7. Green Is The Way To Go

The world today is very environmentally conscious. Although some customers still want chemical applications applied to their grass so that it can be green and weed-free, many more customers are looking for friendly services that won’t harm pets or people if they step through the chemicals accidentally. Using organic, safe compounds will not only help you market to these customers, but it will also help to limit your overall liabilities since your employees won’t be exposed to potentially harmful chemicals on a regular basis.

8. Work a 5 Day Week 100% Of The Time

Weather is the biggest variable that exists in the lawn care industry. Even in the most perfect of climates, there are going to be days that are windy, rainy, or just too hot to effectively work. By scheduling yourself two free days every week, you’ll give yourself the opportunity to transfer work from one day to another and still provide the services that you’ve been contracted to provide within a reasonable time frame.

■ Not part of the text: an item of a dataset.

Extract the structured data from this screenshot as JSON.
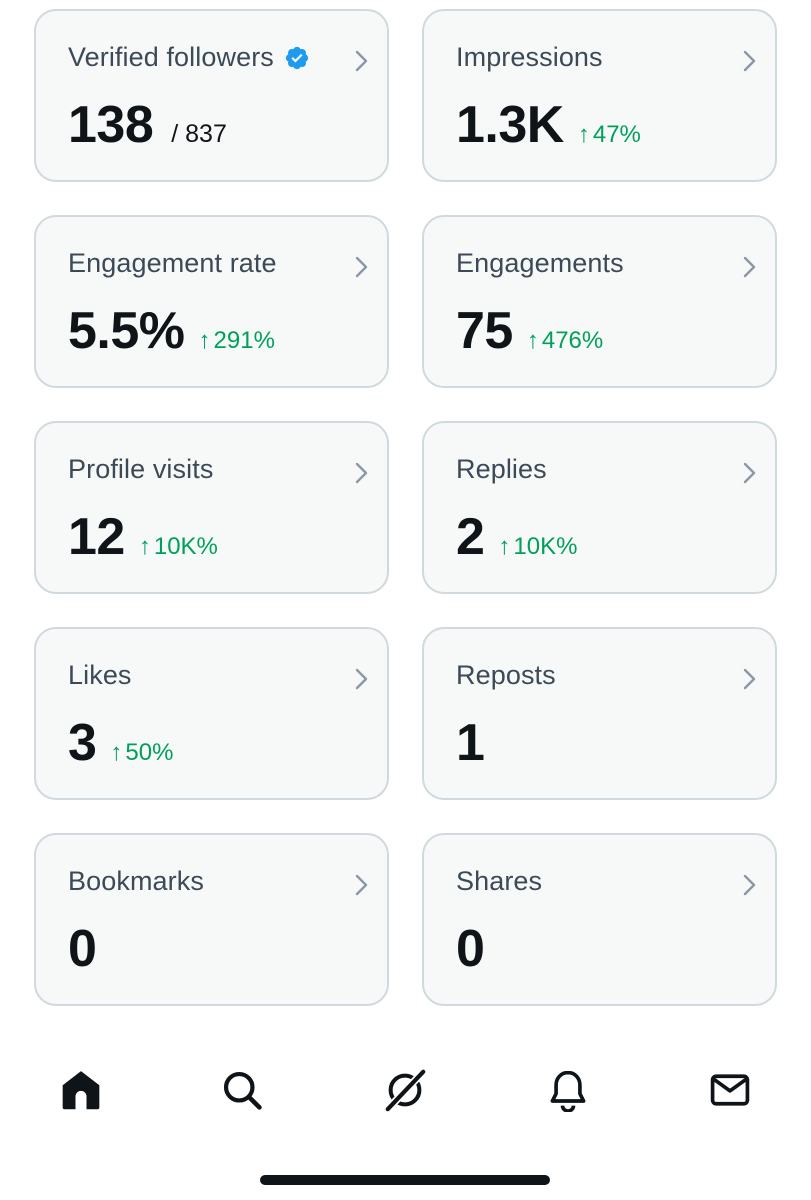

9. Maintain Your Equipment Weekly At Minimum

The equipment you have for your lawn fertilizing business and other lawn care needs is your money maker. If it isn’t working, then you aren’t working. Make sure to clean your equipment thoroughly, make sure the blades are sharpened properly, and that oil is changed regularly so that it will work when you need it to work.

10. Be Willing to Fix a Mistake Quickly

Many lawn care businesses lose customers because they don’t see mistakes in the same light as their customers. From a customer perspective, forgetting to trim along a fence is a big deal because they’ve paid for that service to be rendered. It’s not something that can just be “put off” to the next service call. Go out there and fix the problem, apologize profusely, and if the error is bad, don’t be afraid to throw in some free services or an extension of their contract as a way to compensate for the error. If you’re willing to go the extra mile, you’ll eventually build a solid base of clients to serve.

Knowing how to start a law fertilizing business means having the skills on hand to provide consistent, beautiful results on a regular basis. By incorporating a suite of other services to compliment fertilization, you’ll be able to grow a solid business quickly and have one that is remarkably profitable as well.